Essentially, the transaction is arranged so that the purchaser/lessor relinquishes control over the asset through a long-term “triple net” lease (lessee pays lease rental, maintenance and property insurance). The long-term lease arrangement gives the seller/lessee the same control and responsibility over the asset as if the entity owned it, without having direct ownership. The seller/lessee can retain future interest in the asset through an option to purchase the asset at the end of the lease term.
Under such an arrangement, the seller/lessee secures long-term capital and benefits from tax deductions on the full lease rental payment; and the purchaser/lessor, as owner, receives a long-term total return on its invested capital.
BENEFITS OF SALE-LEASEBACK
Monetizes “passive,” non-revenue generating asset at market value
Secure long-term funding beyond what obtains in bank market
Improves liquidity, thereby providing cash for other revenue generating investments or a shareholder dividend
Enhance financial ratios (debt/equity, ROA, ROE,ROIC and current ratio)
Management retains control and use of the property through the net lease structure
DRAWBACKS OF A SALE-LEASEBACK TO THE SELLER
Potential capital gains tax implications
Foregone potential future capital appreciation of the asset
Reduced flexibility to renovate or rehab the property
“Locked” into long-term lease
May lose the property at end of lease term if repurchase option is not included as part of lease agreement
Is the asset revenue generating or non-revenue generating?
Does the business need to own the asset or does the business need use of the asset?
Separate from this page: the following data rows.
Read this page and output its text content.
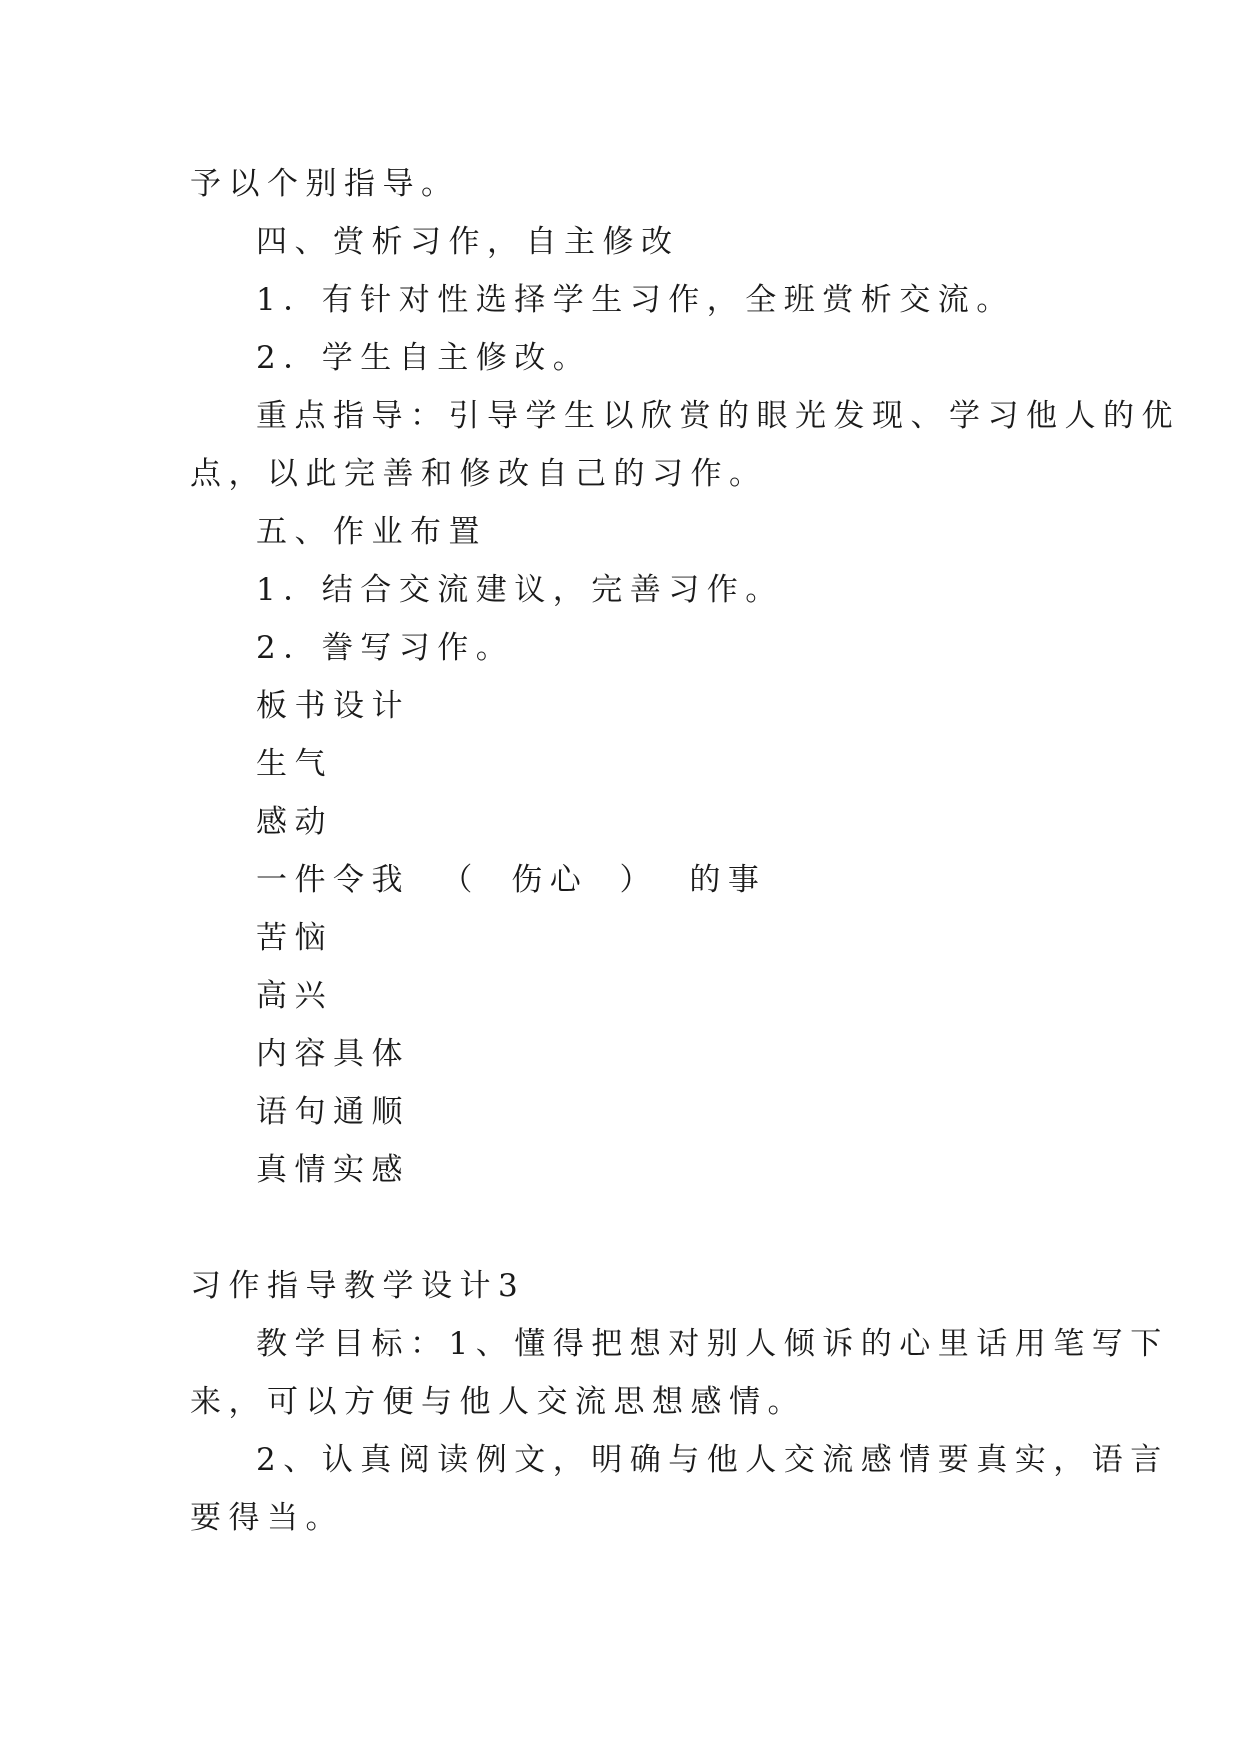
予以个别指导。
四、赏析习作，自主修改
1．有针对性选择学生习作，全班赏析交流。
2．学生自主修改。
重点指导：引导学生以欣赏的眼光发现、学习他人的优
点，以此完善和修改自己的习作。
五、作业布置
1．结合交流建议，完善习作。
2．誊写习作。
板书设计
生气
感动
一件令我 （ 伤心 ） 的事
苦恼
高兴
内容具体
语句通顺
真情实感
习作指导教学设计3
教学目标：1、懂得把想对别人倾诉的心里话用笔写下
来，可以方便与他人交流思想感情。
2、认真阅读例文，明确与他人交流感情要真实，语言
要得当。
Is managing a non-revenue portfolio of assets detracting management from focusing on core revenue generating business operations?
Does the business need stable long-term funding?
Does the business need use of the asset over a long- term period?
Sale-leaseback transactions represent an attractive way to raise capital, while maintaining control over their asset pool for corporates, state agencies and executive agencies which have their own real estate and are seeking cash to fund their operations. This type of transaction can provide an alternative to traditional financing and can be used to finance assets such as expansionary projects, maintenance and operational activities of the entity.